Billionaire Sir Leonard Blavatnik has injected a further $827m (£630m) into streaming giant DAZN in a bid to become a major rival to Netflix.
The businessman has now invested more than $6.7bn (£5.3bn) in the London-based sports streaming service, according to newly-filed accounts with Companies House.
DAZN is owned by Access Industries, a New York-based private holding company founded by Ukrainian-born Sir Leonard in 1986.
The company was created in 2007 following the merger of Premium TV Limited and Inform Group.
The new results also show that DAZN’s revenue increased from $2.19bn to $2.86bn in 2023, even as pre-tax losses widened from $1.20bn to $1.43bn.

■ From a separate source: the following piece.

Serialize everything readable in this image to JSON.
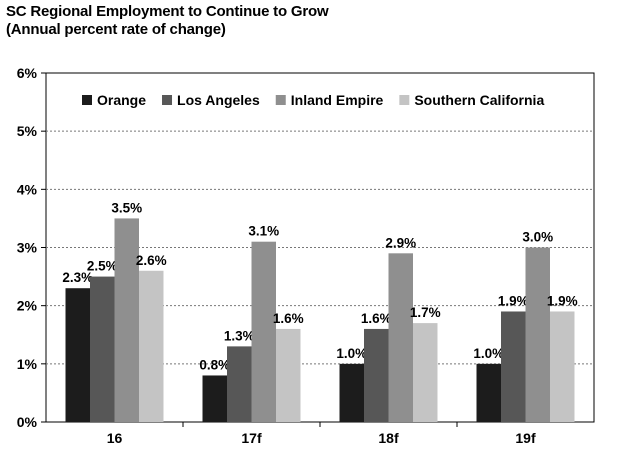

The rise in DAZN’s revenue was due to an increase in subscribers, a rise in the average revenue per user, new products and services as well as growing advertising income.
Speaking to the Financial Times before the accounts were made public, CEO Shay Segev said the company is now profitable in the majority of the top ten markets in which it operates.
He added that he expected DAZN’s revenue to pass the $6bn mark in 2025.
The CEO said that increase would be partly driven by extra income from its $2.2bn acquisition of Australian pay-TV giant, Foxtel, as well as the $1bn deal for rights to the 2025 Fifa Club World Cup.
DAZN had around 300m monthly customers across the world in 2023 but only about 20m paying subscribers.
The company received $240m through ordinary and preference shares funding from Access Industries as well as $587m “to support growth” in return for further preference shares in 2024.
The accounts also show that DAZN has further sports rights commitments of $9.3bn.